Post-processing

Post-processing refines the OCR output after the text has been recognized. This step helps correct common OCR errors, remove unwanted characters, and format the text properly before translation.

Note: Post-processing is useful for all OCR engine types. Even modern and AI-based OCR engines may produce text that needs formatting or correction.

When to Use Post-processing

Use post-processing when:

  • OCR recognizes wrong characters consistently ("l" as "|", "0" as "O")

  • You need to remove specific characters or symbols

  • Text formatting needs adjustment. (line breaks, quotation marks)

  • You want to standardize character patterns

  • OCR output contains unwanted characters

Regular Expression (RegExp)

Regular Expressions (RegExp) are patterns used to search and manipulate text. VNTranslator supports two types of RegExp operations:

1. RegExp Matching

Identifies and extracts specific text patterns from the OCR output. Only text that matches the pattern will be kept.

Use cases:

  • Extract only Japanese characters and ignore other symbols

  • Keep only specific language characters

  • Remove everything except the main dialogue text

Example:

This pattern matches and extracts only Japanese characters (Kanji, Hiragana, Katakana, and Japanese symbols).
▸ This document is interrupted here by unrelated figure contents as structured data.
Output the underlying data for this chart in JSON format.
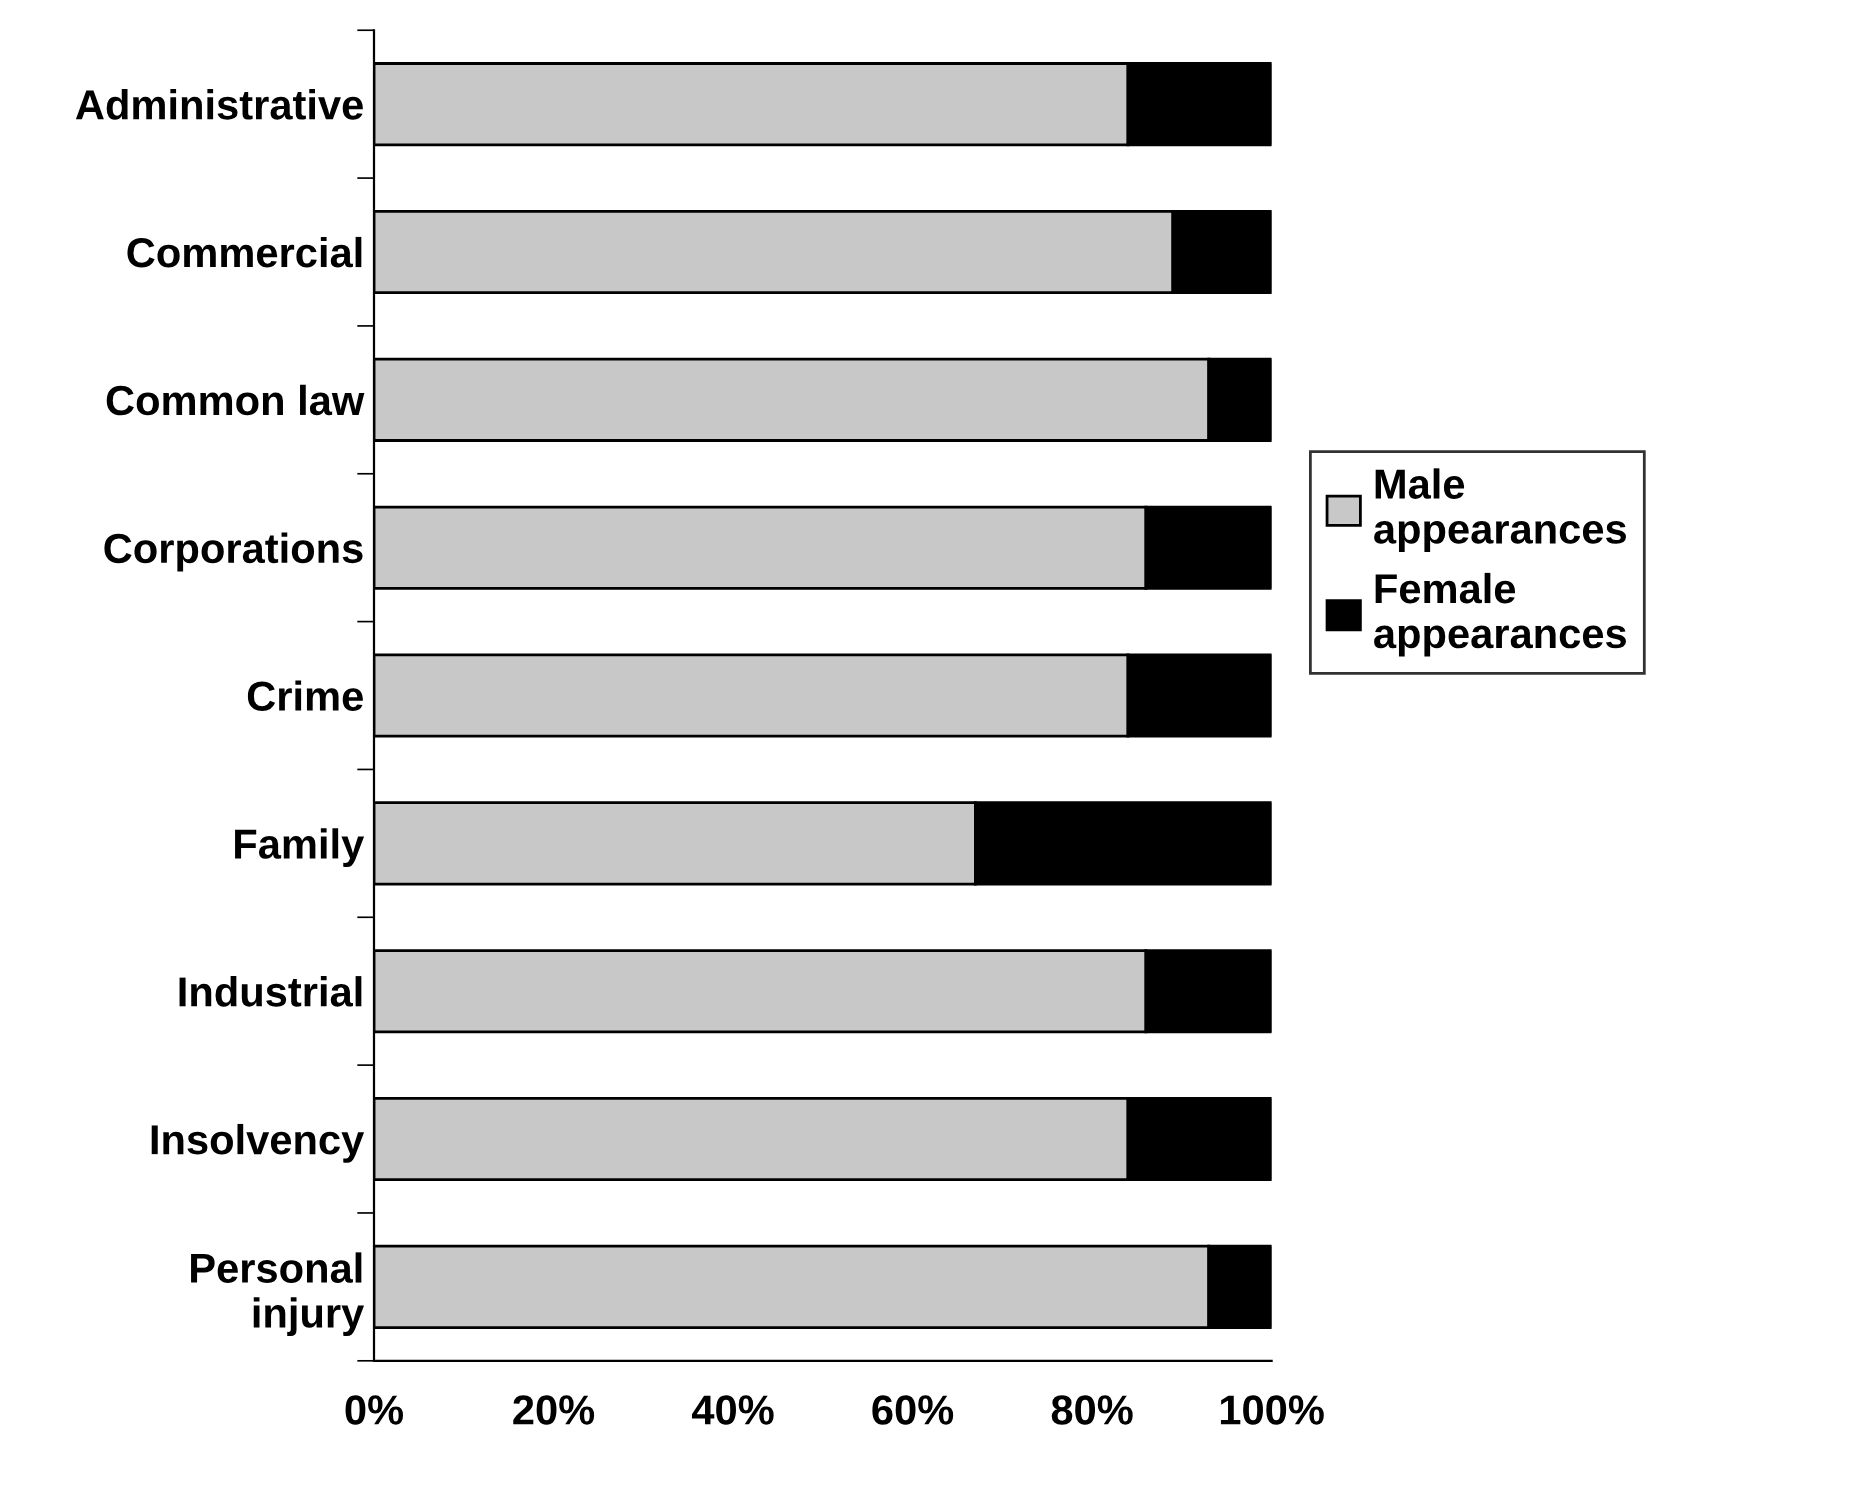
{
  "chart_data": {
    "type": "bar",
    "orientation": "horizontal",
    "stacked": true,
    "categories": [
      "Administrative",
      "Commercial",
      "Common law",
      "Corporations",
      "Crime",
      "Family",
      "Industrial",
      "Insolvency",
      "Personal\ninjury"
    ],
    "series": [
      {
        "name": "Male appearances",
        "color": "#c8c8c8",
        "values": [
          84,
          89,
          93,
          86,
          84,
          67,
          86,
          84,
          93
        ]
      },
      {
        "name": "Female appearances",
        "color": "#000000",
        "values": [
          16,
          11,
          7,
          14,
          16,
          33,
          14,
          16,
          7
        ]
      }
    ],
    "xlim": [
      0,
      100
    ],
    "xticks": [
      {
        "value": 0,
        "label": "0%"
      },
      {
        "value": 20,
        "label": "20%"
      },
      {
        "value": 40,
        "label": "40%"
      },
      {
        "value": 60,
        "label": "60%"
      },
      {
        "value": 80,
        "label": "80%"
      },
      {
        "value": 100,
        "label": "100%"
      }
    ],
    "grid": false,
    "legend": "right"
  }
}
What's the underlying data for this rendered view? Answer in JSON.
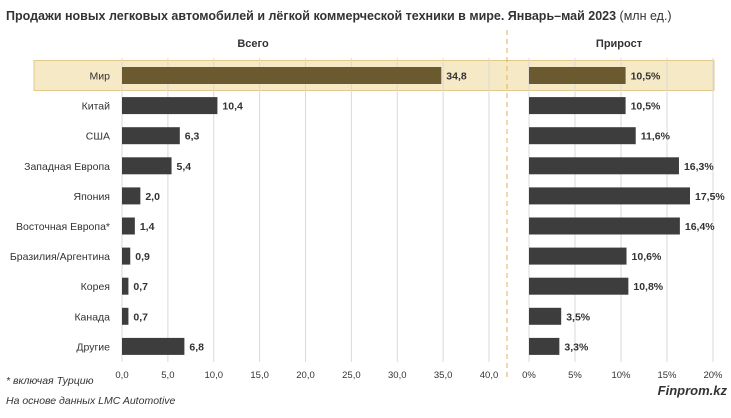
{
  "chart_data": {
    "type": "bar",
    "orientation": "horizontal",
    "title": "Продажи новых легковых автомобилей и лёгкой коммерческой техники в мире. Январь–май 2023",
    "title_unit": " (млн ед.)",
    "categories": [
      "Мир",
      "Китай",
      "США",
      "Западная Европа",
      "Япония",
      "Восточная Европа*",
      "Бразилия/Аргентина",
      "Корея",
      "Канада",
      "Другие"
    ],
    "highlight_category": "Мир",
    "panels": [
      {
        "name": "Всего",
        "values": [
          34.8,
          10.4,
          6.3,
          5.4,
          2.0,
          1.4,
          0.9,
          0.7,
          0.7,
          6.8
        ],
        "value_labels": [
          "34,8",
          "10,4",
          "6,3",
          "5,4",
          "2,0",
          "1,4",
          "0,9",
          "0,7",
          "0,7",
          "6,8"
        ],
        "xlim": [
          0,
          40
        ],
        "ticks": [
          0,
          5,
          10,
          15,
          20,
          25,
          30,
          35,
          40
        ],
        "tick_labels": [
          "0,0",
          "5,0",
          "10,0",
          "15,0",
          "20,0",
          "25,0",
          "30,0",
          "35,0",
          "40,0"
        ]
      },
      {
        "name": "Прирост",
        "values": [
          10.5,
          10.5,
          11.6,
          16.3,
          17.5,
          16.4,
          10.6,
          10.8,
          3.5,
          3.3
        ],
        "value_labels": [
          "10,5%",
          "10,5%",
          "11,6%",
          "16,3%",
          "17,5%",
          "16,4%",
          "10,6%",
          "10,8%",
          "3,5%",
          "3,3%"
        ],
        "xlim": [
          0,
          20
        ],
        "ticks": [
          0,
          5,
          10,
          15,
          20
        ],
        "tick_labels": [
          "0%",
          "5%",
          "10%",
          "15%",
          "20%"
        ]
      }
    ],
    "grid": true,
    "footnote": "* включая Турцию",
    "source": "На основе данных LMC Automotive",
    "brand": "Finprom.kz"
  },
  "colors": {
    "bar": "#3d3d3d",
    "bar_highlight": "#6b5a2f",
    "highlight_band": "#f6e9c6",
    "highlight_band_border": "#e3c98a",
    "grid": "#d9d9d9",
    "divider": "#e0b25a",
    "text": "#333333"
  }
}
["[一-龠]+|[ぁ-ゔ]+|[ァ-ヴー]+|[々〆〤]+|[⺀-⿕]+|[、-〿]+|[ㇰ-ㇿ㈠-㉃㊀-㍿]+", "gmu"]

For more details, see RegExp Matching.

2. RegExp Replacement (Search & Replace)

Searches for specific text patterns and replaces them with other text. This is the most commonly used post-processing technique.

Use cases:

  • Fix common OCR recognition errors

  • Replace wrong quotation marks with correct ones

  • Remove unwanted characters or symbols

  • Normalize text formatting

  • Fix line breaks and spacing issues

Common Examples:

Replace quotation marks:

["『", "g", "「"]
["』", "g", "」"]

Remove music symbols:

["♪", "g", ""]

Fix ellipsis:

["。。。", "g", "..."]

Remove line breaks:

["(\r\n|\n|\r)", "gm", " "]

Fix common OCR errors:

["\\|", "g", "I"]

For more details, see RegExp Replacement.